Si la Joconde pouvait parler

Publié le 01-02-2021

de Pierluigi Conzo

Découvrir les algorithmes qui mesurent les traits somatiques

À la recherche d'études pour une recherche que je mène, j'ai été frappé par un article récent publié dans une revue académique très prestigieuse, Nature Human Behavior. L'idée de l'article est originale, tout comme la méthodologie adoptée: étudier l'évolution historique de la fiabilité des personnes, élément du concept plus large de «capital social», à travers l'analyse des traits somatiques des protagonistes des portraits Européens.

Si le capital social, ou plus particulièrement les préférences sociales des individus (altruisme, confiance, fiabilité, coopération), est très difficile à mesurer compte tenu de la nature «liquide» du concept, des progrès ont été réalisés ces dernières années dans ce sens , grâce également à l'apport de l'économie comportementale. Cependant, ce que nous pouvons comprendre aujourd'hui à travers de simples jeux ou questionnaires qui peuvent être facilement administrés à de grands groupes de personnes à travers le monde ne peut pas être traduit dans le passé, car les méthodes d'analyse d'aujourd'hui ne peuvent être mises en œuvre qu'avec les gens d'aujourd'hui. .

Ici intervient l'innovation des auteurs: appliquer des méthodes récentes d'apprentissage automatique pour extraire des informations quantitatives sur l'évolution des «traits sociaux somatiques» contenus dans les peintures. En particulier, en étudiant les portraits, l'algorithme génère des évaluations automatiques de la fiabilité des sujets en fonction des contractions musculaires du visage détectées dans les écrans.

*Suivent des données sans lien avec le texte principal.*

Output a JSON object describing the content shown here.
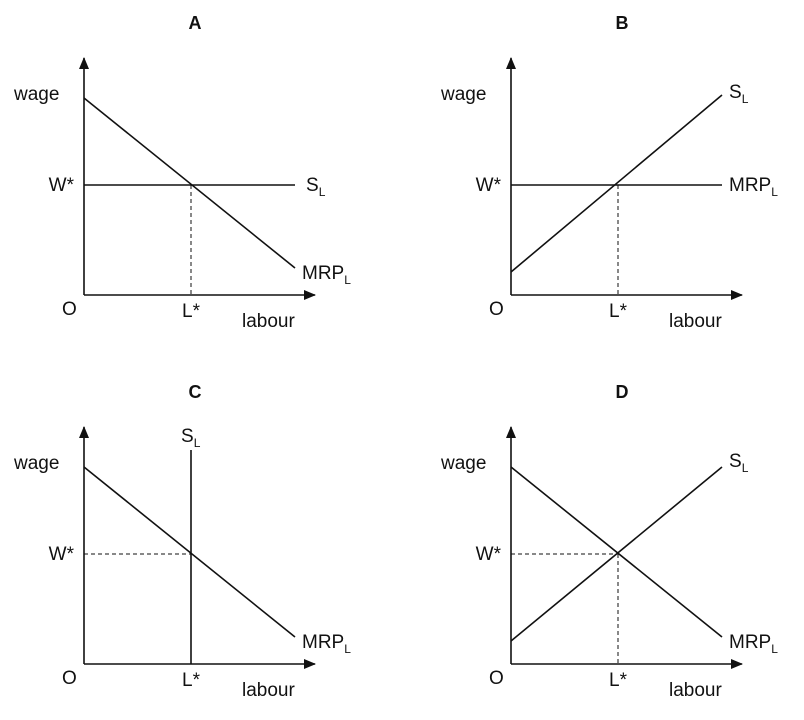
{
  "panels": [
    {
      "title": "A",
      "y_label": "wage",
      "x_label": "labour",
      "origin": "O",
      "w_star": "W*",
      "l_star": "L*",
      "supply": {
        "main": "S",
        "sub": "L"
      },
      "mrp": {
        "main": "MRP",
        "sub": "L"
      }
    },
    {
      "title": "B",
      "y_label": "wage",
      "x_label": "labour",
      "origin": "O",
      "w_star": "W*",
      "l_star": "L*",
      "supply": {
        "main": "S",
        "sub": "L"
      },
      "mrp": {
        "main": "MRP",
        "sub": "L"
      }
    },
    {
      "title": "C",
      "y_label": "wage",
      "x_label": "labour",
      "origin": "O",
      "w_star": "W*",
      "l_star": "L*",
      "supply": {
        "main": "S",
        "sub": "L"
      },
      "mrp": {
        "main": "MRP",
        "sub": "L"
      }
    },
    {
      "title": "D",
      "y_label": "wage",
      "x_label": "labour",
      "origin": "O",
      "w_star": "W*",
      "l_star": "L*",
      "supply": {
        "main": "S",
        "sub": "L"
      },
      "mrp": {
        "main": "MRP",
        "sub": "L"
      }
    }
  ]
}
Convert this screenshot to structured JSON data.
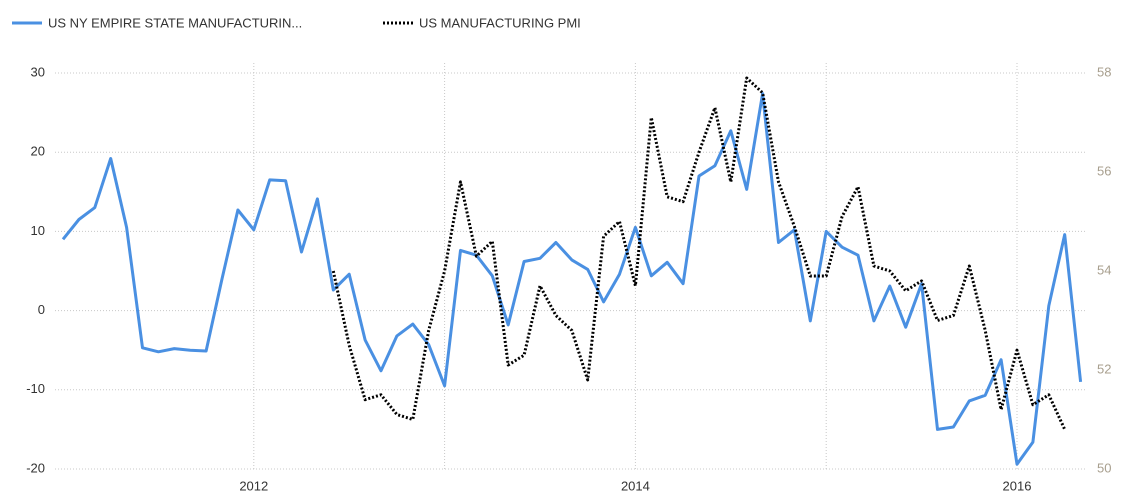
{
  "chart_data": {
    "type": "line",
    "categories": [
      null,
      null,
      null,
      null,
      null,
      null,
      null,
      null,
      null,
      null,
      null,
      null,
      "2012",
      null,
      null,
      null,
      null,
      null,
      null,
      null,
      null,
      null,
      null,
      null,
      null,
      null,
      null,
      null,
      null,
      null,
      null,
      null,
      null,
      null,
      null,
      null,
      "2014",
      null,
      null,
      null,
      null,
      null,
      null,
      null,
      null,
      null,
      null,
      null,
      null,
      null,
      null,
      null,
      null,
      null,
      null,
      null,
      null,
      null,
      null,
      null,
      "2016",
      null,
      null,
      null,
      null
    ],
    "series": [
      {
        "name": "US NY EMPIRE STATE MANUFACTURIN...",
        "color": "#4a90e2",
        "axis": "y",
        "values": [
          9,
          11.5,
          13,
          19.2,
          10.5,
          -4.7,
          -5.2,
          -4.8,
          -5,
          -5.1,
          4,
          12.7,
          10.2,
          16.5,
          16.4,
          7.4,
          14.1,
          2.6,
          4.6,
          -3.7,
          -7.6,
          -3.2,
          -1.7,
          -4.3,
          -9.5,
          7.6,
          7,
          4.4,
          -1.8,
          6.2,
          6.6,
          8.6,
          6.4,
          5.2,
          1.1,
          4.6,
          10.5,
          4.4,
          6.1,
          3.4,
          17,
          18.3,
          22.7,
          15.3,
          27.4,
          8.6,
          10.2,
          -1.3,
          10,
          8,
          7,
          -1.3,
          3.1,
          -2.1,
          3.4,
          -15,
          -14.7,
          -11.4,
          -10.7,
          -6.2,
          -19.4,
          -16.6,
          0.6,
          9.6,
          -9
        ]
      },
      {
        "name": "US MANUFACTURING PMI",
        "color": "#000000",
        "axis": "y2",
        "values": [
          null,
          null,
          null,
          null,
          null,
          null,
          null,
          null,
          null,
          null,
          null,
          null,
          null,
          null,
          null,
          null,
          null,
          54.0,
          52.5,
          51.4,
          51.5,
          51.1,
          51.0,
          52.8,
          54.0,
          55.8,
          54.3,
          54.6,
          52.1,
          52.3,
          53.7,
          53.1,
          52.8,
          51.8,
          54.7,
          55.0,
          53.7,
          57.1,
          55.5,
          55.4,
          56.4,
          57.3,
          55.8,
          57.9,
          57.6,
          55.8,
          54.9,
          53.9,
          53.9,
          55.1,
          55.7,
          54.1,
          54.0,
          53.6,
          53.8,
          53.0,
          53.1,
          54.1,
          52.8,
          51.2,
          52.4,
          51.3,
          51.5,
          50.8,
          null
        ]
      }
    ],
    "ylim": [
      -20,
      30
    ],
    "yticks": [
      -20,
      -10,
      0,
      10,
      20,
      30
    ],
    "y2lim": [
      50,
      58
    ],
    "y2ticks": [
      50,
      52,
      54,
      56,
      58
    ],
    "grid": true
  }
}
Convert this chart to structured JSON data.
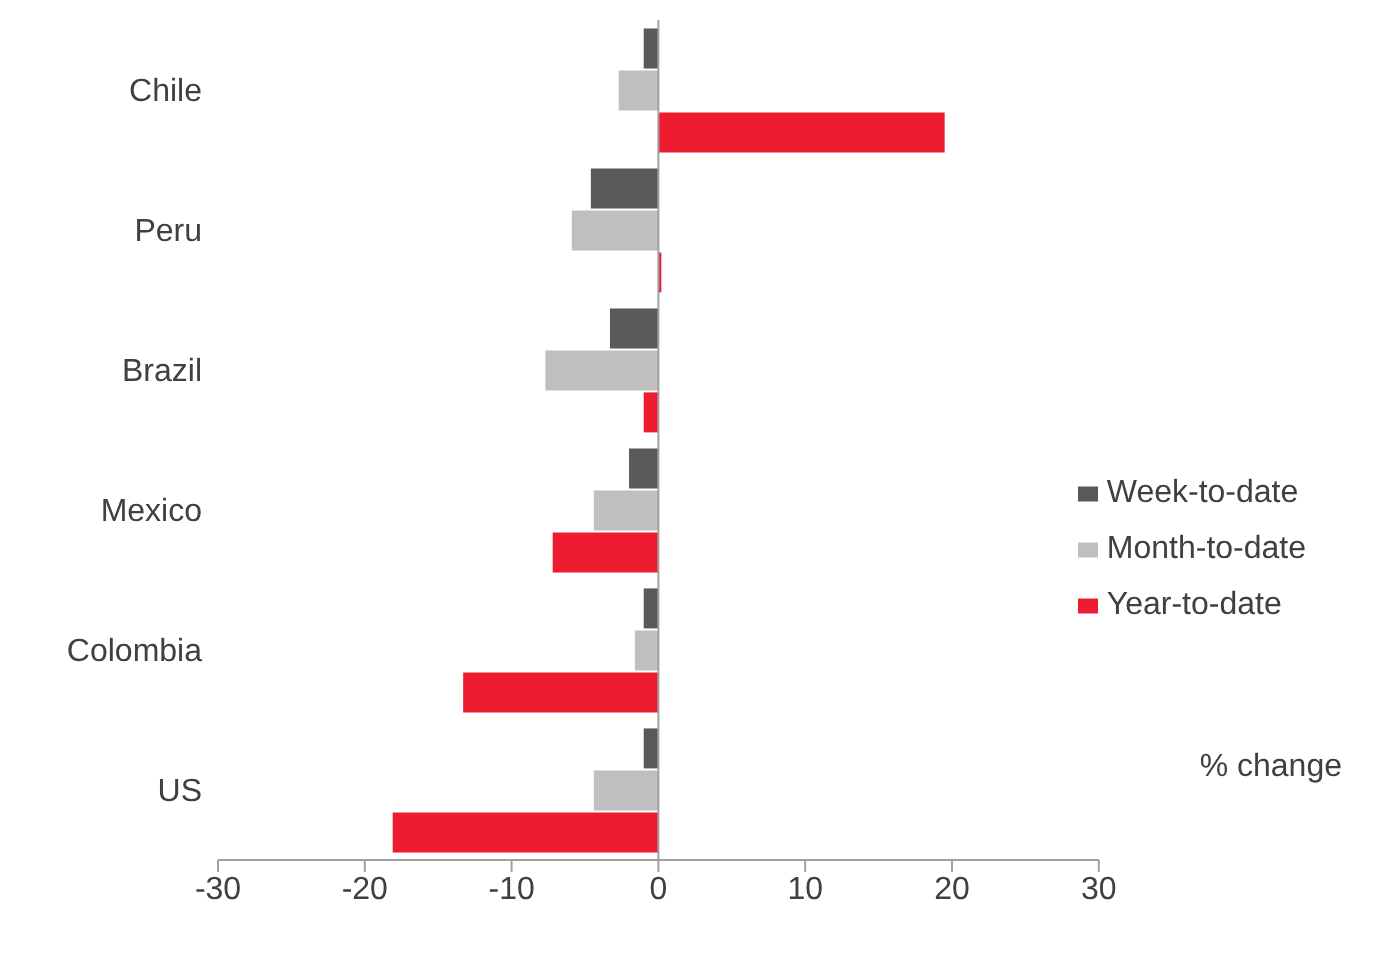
{
  "chart_data": {
    "type": "bar",
    "orientation": "horizontal",
    "xlabel": "% change",
    "categories": [
      "Chile",
      "Peru",
      "Brazil",
      "Mexico",
      "Colombia",
      "US"
    ],
    "series": [
      {
        "name": "Week-to-date",
        "color": "#595959",
        "values": [
          -1.0,
          -4.6,
          -3.3,
          -2.0,
          -1.0,
          -1.0
        ]
      },
      {
        "name": "Month-to-date",
        "color": "#bfbfbf",
        "values": [
          -2.7,
          -5.9,
          -7.7,
          -4.4,
          -1.6,
          -4.4
        ]
      },
      {
        "name": "Year-to-date",
        "color": "#ed1c2e",
        "values": [
          19.5,
          0.2,
          -1.0,
          -7.2,
          -13.3,
          -18.1
        ]
      }
    ],
    "xlim": [
      -30,
      30
    ],
    "xticks": [
      -30,
      -20,
      -10,
      0,
      10,
      20,
      30
    ],
    "ref_lines": [
      {
        "axis": "x",
        "value": 0,
        "color": "#a0a0a0"
      }
    ],
    "legend": "right"
  }
}
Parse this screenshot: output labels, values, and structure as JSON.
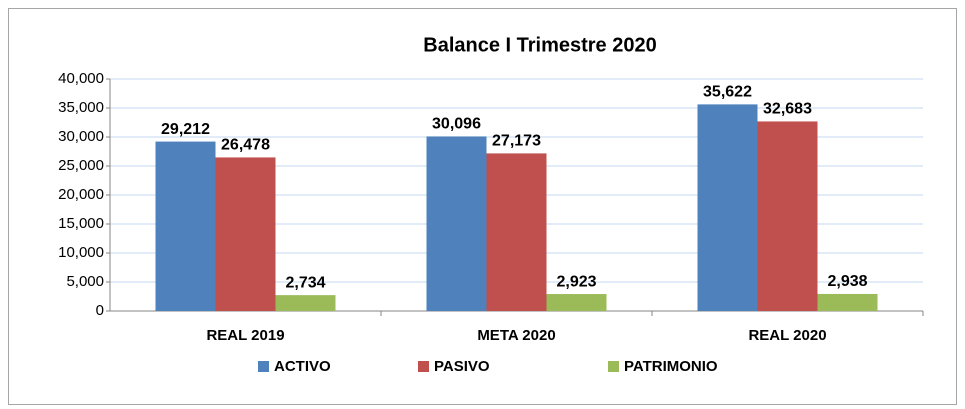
{
  "chart_data": {
    "type": "bar",
    "title": "Balance I Trimestre 2020",
    "categories": [
      "REAL 2019",
      "META 2020",
      "REAL 2020"
    ],
    "series": [
      {
        "name": "ACTIVO",
        "color": "#4f81bd",
        "values": [
          29212,
          30096,
          35622
        ],
        "value_labels": [
          "29,212",
          "30,096",
          "35,622"
        ]
      },
      {
        "name": "PASIVO",
        "color": "#c0504d",
        "values": [
          26478,
          27173,
          32683
        ],
        "value_labels": [
          "26,478",
          "27,173",
          "32,683"
        ]
      },
      {
        "name": "PATRIMONIO",
        "color": "#9bbb59",
        "values": [
          2734,
          2923,
          2938
        ],
        "value_labels": [
          "2,734",
          "2,923",
          "2,938"
        ]
      }
    ],
    "ylim": [
      0,
      40000
    ],
    "yticks": [
      0,
      {
        "value": 5000,
        "label": "5,000"
      },
      {
        "value": 10000,
        "label": "10,000"
      },
      {
        "value": 15000,
        "label": "15,000"
      },
      {
        "value": 20000,
        "label": "20,000"
      },
      {
        "value": 25000,
        "label": "25,000"
      },
      {
        "value": 30000,
        "label": "30,000"
      },
      {
        "value": 35000,
        "label": "35,000"
      },
      {
        "value": 40000,
        "label": "40,000"
      }
    ],
    "grid": true,
    "legend": "bottom"
  }
}
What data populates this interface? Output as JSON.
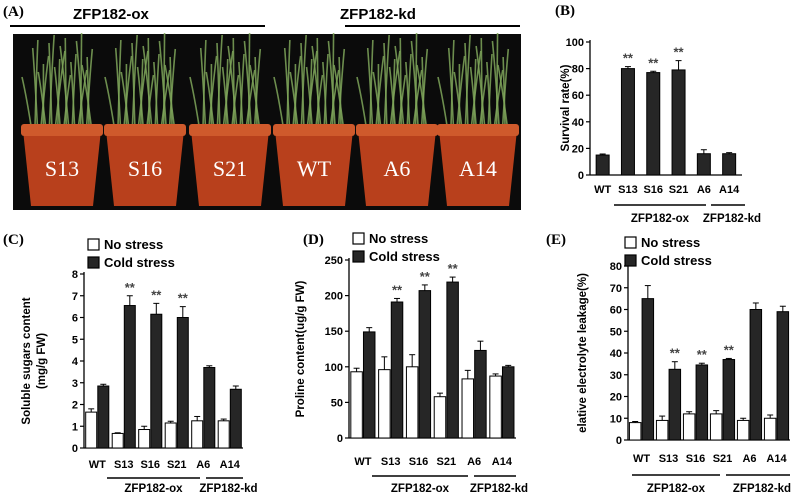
{
  "photo": {
    "panel_label": "(A)",
    "group_left": "ZFP182-ox",
    "group_right": "ZFP182-kd",
    "pots": [
      "S13",
      "S16",
      "S21",
      "WT",
      "A6",
      "A14"
    ],
    "colors": {
      "background": "#0b0b0b",
      "pot": "#b8401c",
      "pot_rim": "#cf5a2c",
      "grass": "#7fa65a"
    }
  },
  "groups": {
    "ox": "ZFP182-ox",
    "kd": "ZFP182-kd"
  },
  "legend": {
    "no_stress": "No stress",
    "cold_stress": "Cold stress"
  },
  "colors": {
    "bar_dark": "#262626",
    "bar_light": "#ffffff",
    "stroke": "#000000",
    "star": "#444444"
  },
  "chart_data": [
    {
      "id": "B",
      "panel_label": "(B)",
      "type": "bar",
      "categories": [
        "WT",
        "S13",
        "S16",
        "S21",
        "A6",
        "A14"
      ],
      "series": [
        {
          "values": [
            15,
            80,
            77,
            79,
            16,
            16
          ],
          "errors": [
            0.8,
            1.5,
            1,
            7,
            3,
            0.8
          ],
          "color": "#262626"
        }
      ],
      "significance": [
        "",
        "**",
        "**",
        "**",
        "",
        ""
      ],
      "ylabel": "Survival rate(%)",
      "ylim": [
        0,
        100
      ],
      "yticks": [
        0,
        20,
        40,
        60,
        80,
        100
      ]
    },
    {
      "id": "C",
      "panel_label": "(C)",
      "type": "bar",
      "categories": [
        "WT",
        "S13",
        "S16",
        "S21",
        "A6",
        "A14"
      ],
      "series": [
        {
          "name": "No stress",
          "values": [
            1.65,
            0.67,
            0.85,
            1.15,
            1.25,
            1.25
          ],
          "errors": [
            0.15,
            0.03,
            0.15,
            0.08,
            0.2,
            0.08
          ],
          "color": "#ffffff"
        },
        {
          "name": "Cold stress",
          "values": [
            2.85,
            6.55,
            6.15,
            6.0,
            3.7,
            2.7
          ],
          "errors": [
            0.08,
            0.45,
            0.5,
            0.5,
            0.08,
            0.15
          ],
          "color": "#262626"
        }
      ],
      "significance": [
        "",
        "**",
        "**",
        "**",
        "",
        ""
      ],
      "ylabel": "Soluble sugars content\n(mg/g FW)",
      "ylim": [
        0,
        8
      ],
      "yticks": [
        0,
        1,
        2,
        3,
        4,
        5,
        6,
        7,
        8
      ]
    },
    {
      "id": "D",
      "panel_label": "(D)",
      "type": "bar",
      "categories": [
        "WT",
        "S13",
        "S16",
        "S21",
        "A6",
        "A14"
      ],
      "series": [
        {
          "name": "No stress",
          "values": [
            93,
            96,
            100,
            58,
            83,
            87
          ],
          "errors": [
            5,
            18,
            17,
            5,
            12,
            3
          ],
          "color": "#ffffff"
        },
        {
          "name": "Cold stress",
          "values": [
            149,
            191,
            207,
            219,
            123,
            100
          ],
          "errors": [
            6,
            5,
            8,
            7,
            13,
            2
          ],
          "color": "#262626"
        }
      ],
      "significance": [
        "",
        "**",
        "**",
        "**",
        "",
        ""
      ],
      "ylabel": "Proline content(ug/g FW)",
      "ylim": [
        0,
        250
      ],
      "yticks": [
        0,
        50,
        100,
        150,
        200,
        250
      ]
    },
    {
      "id": "E",
      "panel_label": "(E)",
      "type": "bar",
      "categories": [
        "WT",
        "S13",
        "S16",
        "S21",
        "A6",
        "A14"
      ],
      "series": [
        {
          "name": "No stress",
          "values": [
            8,
            9,
            12,
            12,
            9,
            10
          ],
          "errors": [
            0.5,
            2,
            1,
            1.5,
            1,
            1.5
          ],
          "color": "#ffffff"
        },
        {
          "name": "Cold stress",
          "values": [
            65,
            32.5,
            34.5,
            37,
            60,
            59
          ],
          "errors": [
            6,
            3.5,
            0.8,
            0.5,
            3,
            2.5
          ],
          "color": "#262626"
        }
      ],
      "significance": [
        "",
        "**",
        "**",
        "**",
        "",
        ""
      ],
      "ylabel": "elative electrolyte leakage(%)",
      "ylim": [
        0,
        80
      ],
      "yticks": [
        0,
        10,
        20,
        30,
        40,
        50,
        60,
        70,
        80
      ]
    }
  ]
}
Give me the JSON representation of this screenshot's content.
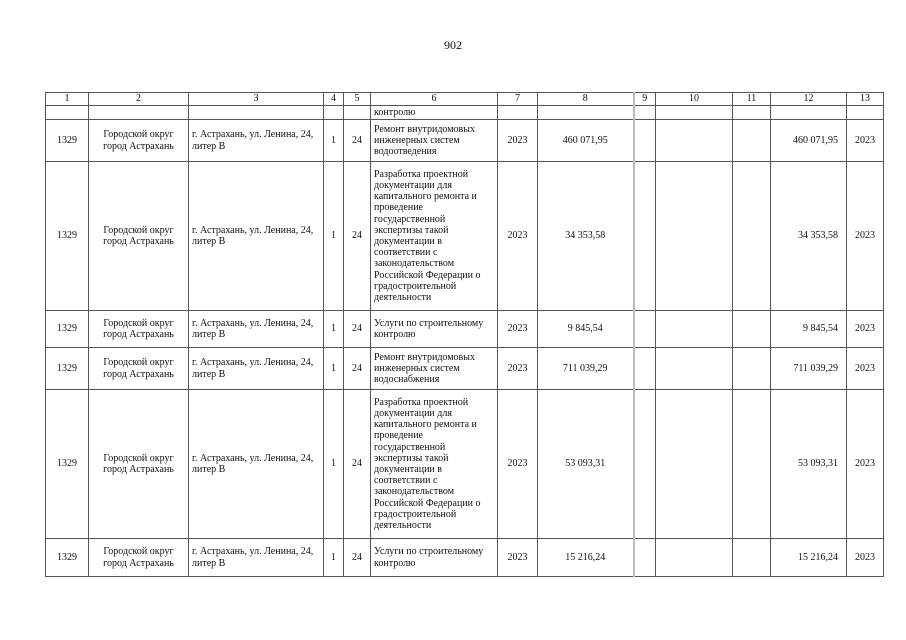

Pour évaluer l'évolution de la fiabilité dans l'histoire, les auteurs ont d'abord analysé les peintures anglaises de 1505 à 2016 dans la National Portrait Gallery, la plus grande base de données en ligne de portraits historiques. Les résultats montrent une augmentation significative de la fiabilité au fil du temps, ce qui suggère que la confiance interpersonnelle a augmenté du 16ème au 20ème siècle. L'analyse des peintures a ensuite été reproduite sur la Web Gallery of Art, une importante archive des beaux-arts qui couvre 19 pays d'Europe occidentale pendant sept siècles (1360-1918), constatant également dans ce cas une augmentation significative de fiabilité dans le temps.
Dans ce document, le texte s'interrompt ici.